Gov. Tony Evers cited fixing the unemployment insurance (UI) benefits system as a high priority during his State of the State speech on Jan. 12. He called a special session of the Legislature to take place Tuesday to take up bills to fix the problems that have plagued the UI benefits office during the COVID-19 pandemic as claims skyrocketed.
The call to fix these policies came after months of legislative Republicans faulting Evers for delays in benefit payments and the inability of many jobless people to reach the Department of Workforce Development to check on the status of their claims. However, the Republicans refused to consider measures to address the problem, gaveling in and then adjourning the session Tuesday, taking no action.
“So what is their plan?” asked Assembly Minority Leader Gordon Hintz in a statement after no session took place. “Republicans say their constituents are struggling with lagging payments from an antiquated system, but then refuse to take action on measures that would help address the problem. Choosing to play politics and point fingers at Gov. Evers at the expense of helping those who are struggling with the economic fallout from the pandemic is unacceptable.”
Hintz said the refusal to act quickly was “all too reminiscent of legislative Republicans’ delay last April, which cost our state $25 million in funds that could have gone to Wisconsinites who had lost jobs due to the pandemic.”
Republicans, however, have been saying Evers can fix the problems and does not need their help. This is the opposite of many of their other actions in the divided administration — from public health orders to COVID-19 relief funds, where they have wanted to wrest control from the governor. When it comes to special sessions, Republicans have balked at taking action if it is something Evers has requested, gaveling in with several members present and then adjourning, as they did on Tuesday.

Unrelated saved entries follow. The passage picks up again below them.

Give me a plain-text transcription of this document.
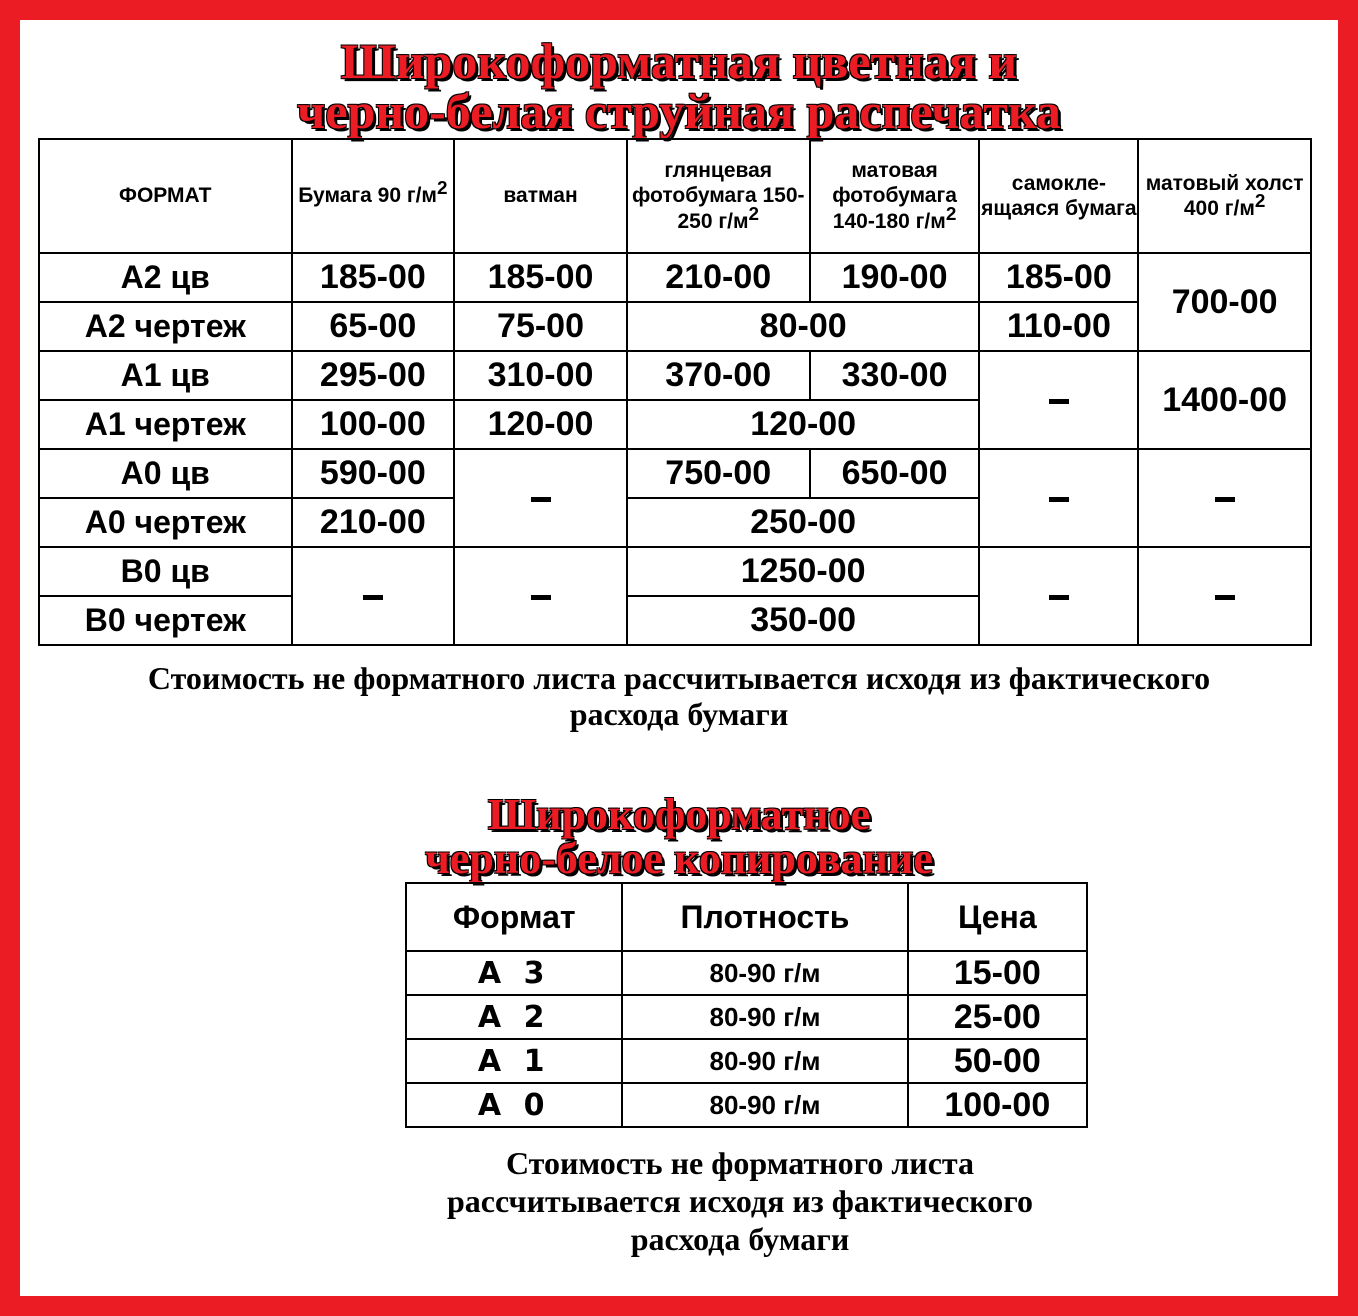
Широкоформатная цветная и
черно-белая струйная распечатка
ФОРМАТ	Бумага 90 $г/м^2$	ватман	глянцевая фотобумага 150-250 $г/м^2$	матовая фотобумага 140-180 $г/м^2$	самокле- ящаяся бумага	матовый холст 400 $г/м^2$
А2 цв	185-00	185-00	210-00	190-00	185-00	700-00
А2 чертеж	65-00	75-00	80-00		110-00	
А1 цв	295-00	310-00	370-00	330-00		1400-00
А1 чертеж	100-00	120-00	120-00			
А0 цв	590-00		750-00	650-00		
А0 чертеж	210-00		250-00			
В0 цв			1250-00			
В0 чертеж			350-00			

Стоимость не форматного листа рассчитывается исходя из фактического
расхода бумаги

Широкоформатное
черно-белое копирование
Формат	Плотность	Цена
А 3	80-90 г/м	15-00
А 2	80-90 г/м	25-00
А 1	80-90 г/м	50-00
А 0	80-90 г/м	100-00

Стоимость не форматного листа
рассчитывается исходя из фактического
расхода бумаги
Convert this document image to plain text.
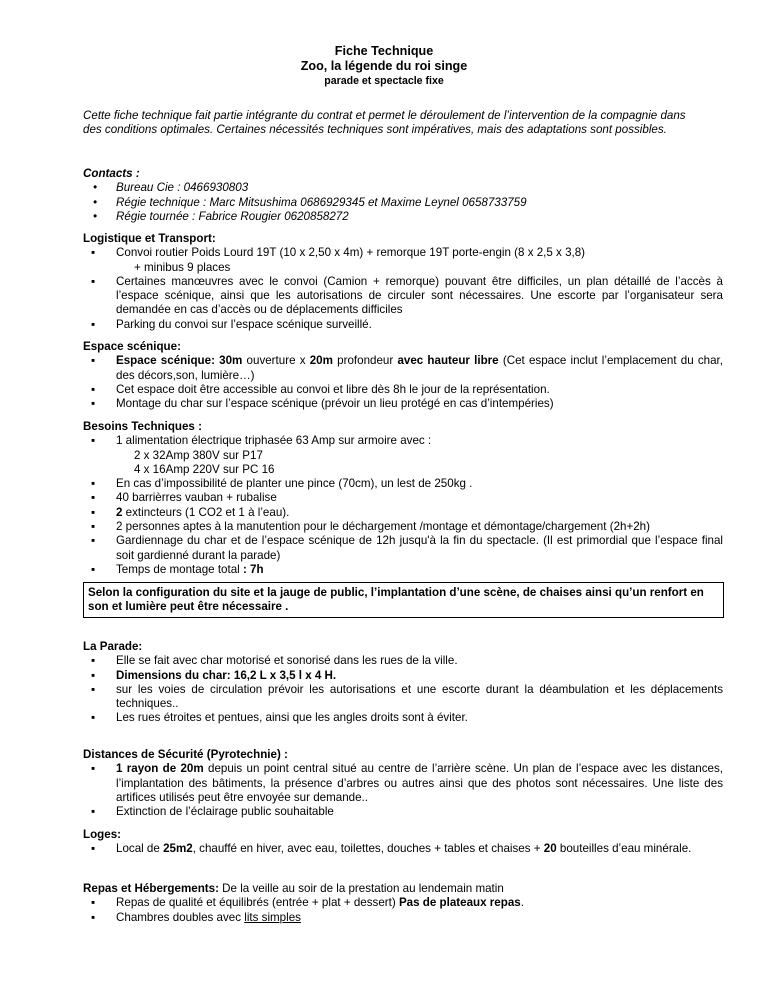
Fiche Technique
Zoo, la légende du roi singe
parade et spectacle fixe
Cette fiche technique fait partie intégrante du contrat et permet le déroulement de l’intervention de la compagnie dans des conditions optimales. Certaines nécessités techniques sont impératives, mais des adaptations sont possibles.
Contacts :
• Bureau Cie : 0466930803
• Régie technique : Marc Mitsushima 0686929345 et Maxime Leynel 0658733759
• Régie tournée : Fabrice Rougier 0620858272
Logistique et Transport:
▪ Convoi routier Poids Lourd 19T (10 x 2,50 x 4m) + remorque 19T porte-engin (8 x 2,5 x 3,8)
+ minibus 9 places
▪ Certaines manœuvres avec le convoi (Camion + remorque) pouvant être difficiles, un plan détaillé de l’accès à l’espace scénique, ainsi que les autorisations de circuler sont nécessaires. Une escorte par l’organisateur sera demandée en cas d’accès ou de déplacements difficiles
▪ Parking du convoi sur l’espace scénique surveillé.
Espace scénique:
▪ Espace scénique: 30m ouverture x 20m profondeur avec hauteur libre (Cet espace inclut l’emplacement du char, des décors,son, lumière…)
▪ Cet espace doit être accessible au convoi et libre dès 8h le jour de la représentation.
▪ Montage du char sur l’espace scénique (prévoir un lieu protégé en cas d’intempéries)
Besoins Techniques :
▪ 1 alimentation électrique triphasée 63 Amp sur armoire avec :
2 x 32Amp 380V sur P17
4 x 16Amp 220V sur PC 16
▪ En cas d’impossibilité de planter une pince (70cm), un lest de 250kg .
▪ 40 barrièrres vauban + rubalise
▪ 2 extincteurs (1 CO2 et 1 à l’eau).
▪ 2 personnes aptes à la manutention pour le déchargement /montage et démontage/chargement (2h+2h)
▪ Gardiennage du char et de l’espace scénique de 12h jusqu'à la fin du spectacle. (Il est primordial que l’espace final soit gardienné durant la parade)
▪ Temps de montage total : 7h
Selon la configuration du site et la jauge de public, l’implantation d’une scène, de chaises ainsi qu’un renfort en son et lumière peut être nécessaire .
La Parade:
▪ Elle se fait avec char motorisé et sonorisé dans les rues de la ville.
▪ Dimensions du char: 16,2 L x 3,5 l x 4 H.
▪ sur les voies de circulation prévoir les autorisations et une escorte durant la déambulation et les déplacements techniques..
▪ Les rues étroites et pentues, ainsi que les angles droits sont à éviter.
Distances de Sécurité (Pyrotechnie) :
▪ 1 rayon de 20m depuis un point central situé au centre de l’arrière scène. Un plan de l’espace avec les distances, l’implantation des bâtiments, la présence d’arbres ou autres ainsi que des photos sont nécessaires. Une liste des artifices utilisés peut être envoyée sur demande..
▪ Extinction de l’éclairage public souhaitable
Loges:
▪ Local de 25m2, chauffé en hiver, avec eau, toilettes, douches + tables et chaises + 20 bouteilles d’eau minérale.
Repas et Hébergements: De la veille au soir de la prestation au lendemain matin
▪ Repas de qualité et équilibrés (entrée + plat + dessert) Pas de plateaux repas.
▪ Chambres doubles avec lits simples
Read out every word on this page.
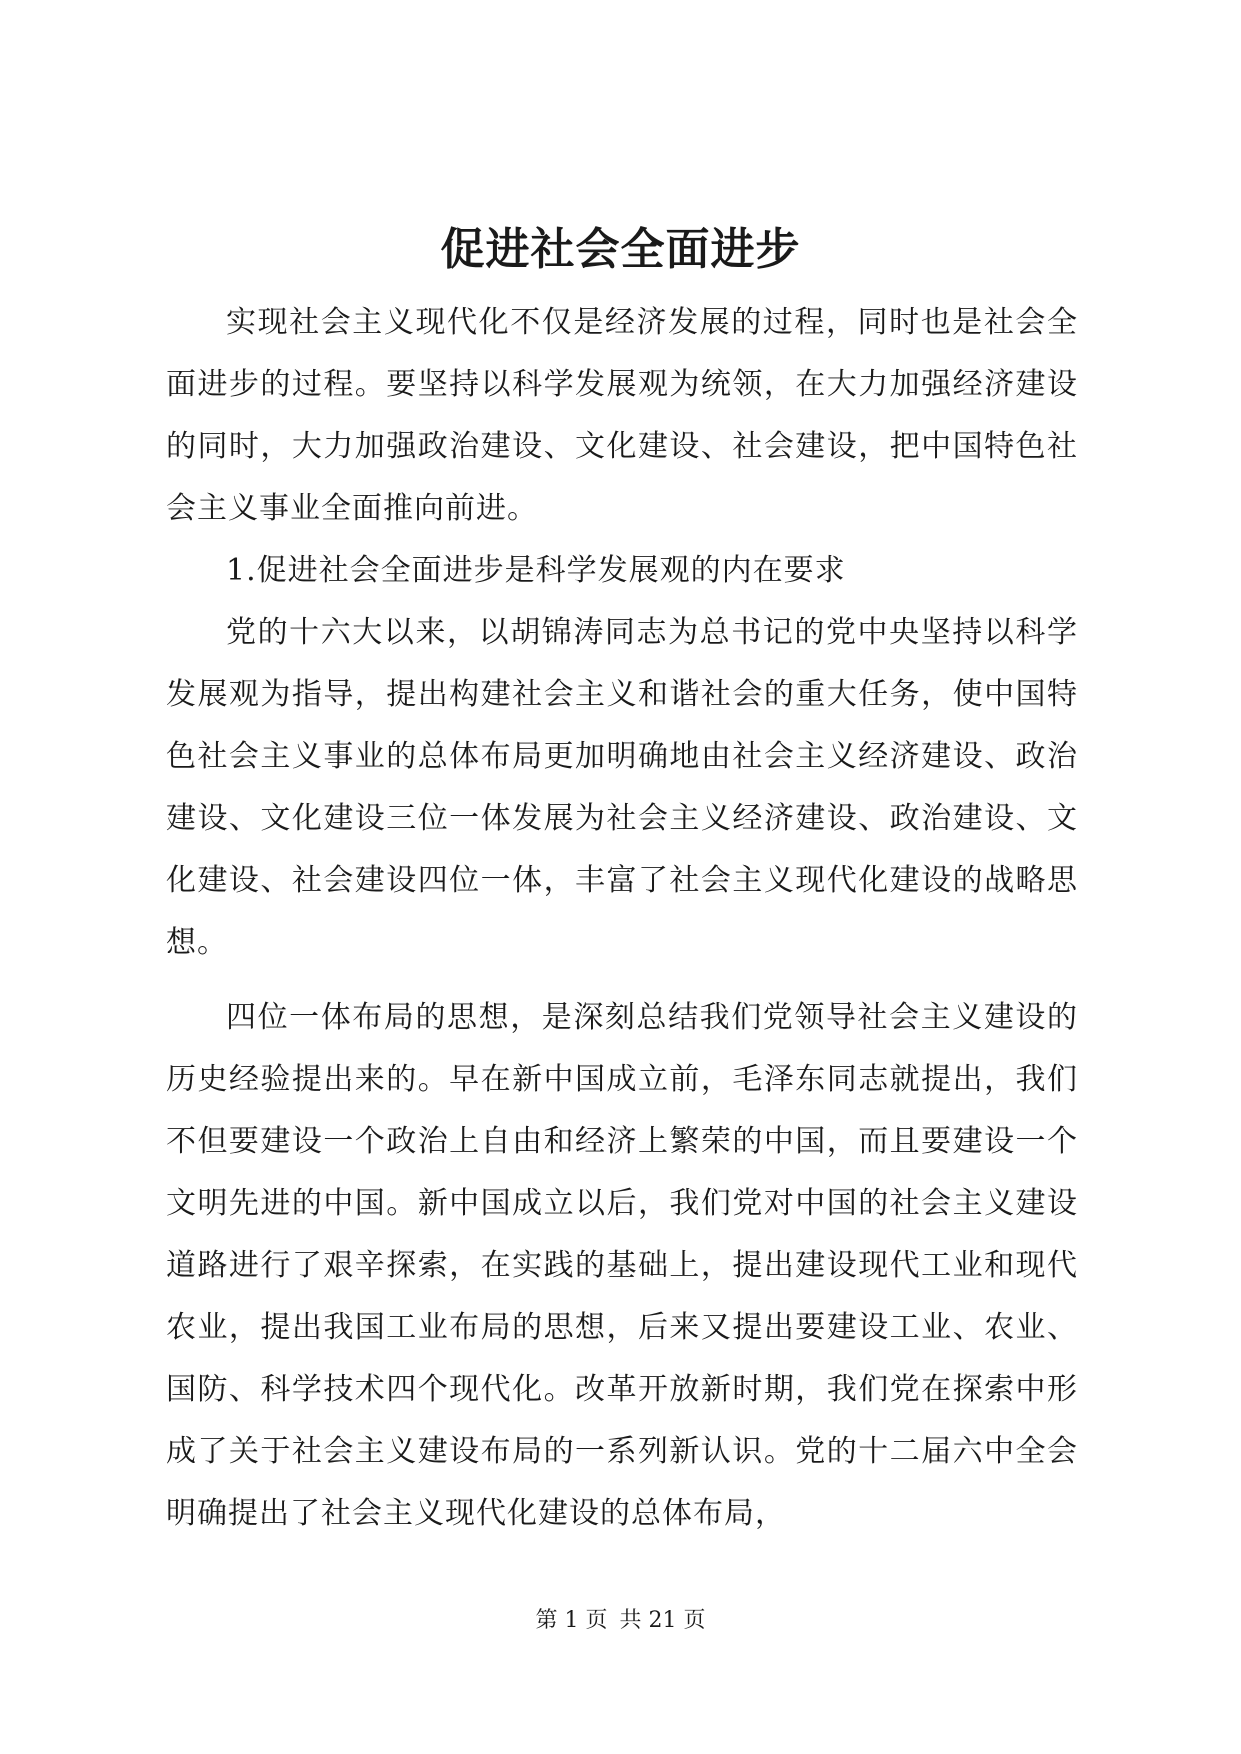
促进社会全面进步

实现社会主义现代化不仅是经济发展的过程，同时也是社会全面进步的过程。要坚持以科学发展观为统领，在大力加强经济建设的同时，大力加强政治建设、文化建设、社会建设，把中国特色社会主义事业全面推向前进。

1.促进社会全面进步是科学发展观的内在要求

党的十六大以来，以胡锦涛同志为总书记的党中央坚持以科学发展观为指导，提出构建社会主义和谐社会的重大任务，使中国特色社会主义事业的总体布局更加明确地由社会主义经济建设、政治建设、文化建设三位一体发展为社会主义经济建设、政治建设、文化建设、社会建设四位一体，丰富了社会主义现代化建设的战略思想。

四位一体布局的思想，是深刻总结我们党领导社会主义建设的历史经验提出来的。早在新中国成立前，毛泽东同志就提出，我们不但要建设一个政治上自由和经济上繁荣的中国，而且要建设一个文明先进的中国。新中国成立以后，我们党对中国的社会主义建设道路进行了艰辛探索，在实践的基础上，提出建设现代工业和现代农业，提出我国工业布局的思想，后来又提出要建设工业、农业、国防、科学技术四个现代化。改革开放新时期，我们党在探索中形成了关于社会主义建设布局的一系列新认识。党的十二届六中全会明确提出了社会主义现代化建设的总体布局，

第 1 页 共 21 页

Assembly Majority Leader Jim Steineke (R-Kaukauna) labeled it a “headline-baiting special session” and accused the governor of passing the buck.
“Gov. Evers knows full well that he’s had the power to initiate the changes he’s asking for without a special session or bill from the legislative branch,” said Steineke in a statement. “If he’s waiting for permission to start fixing the problem — he already has that authority and should waste no more time in working to address the system’s shortcomings.”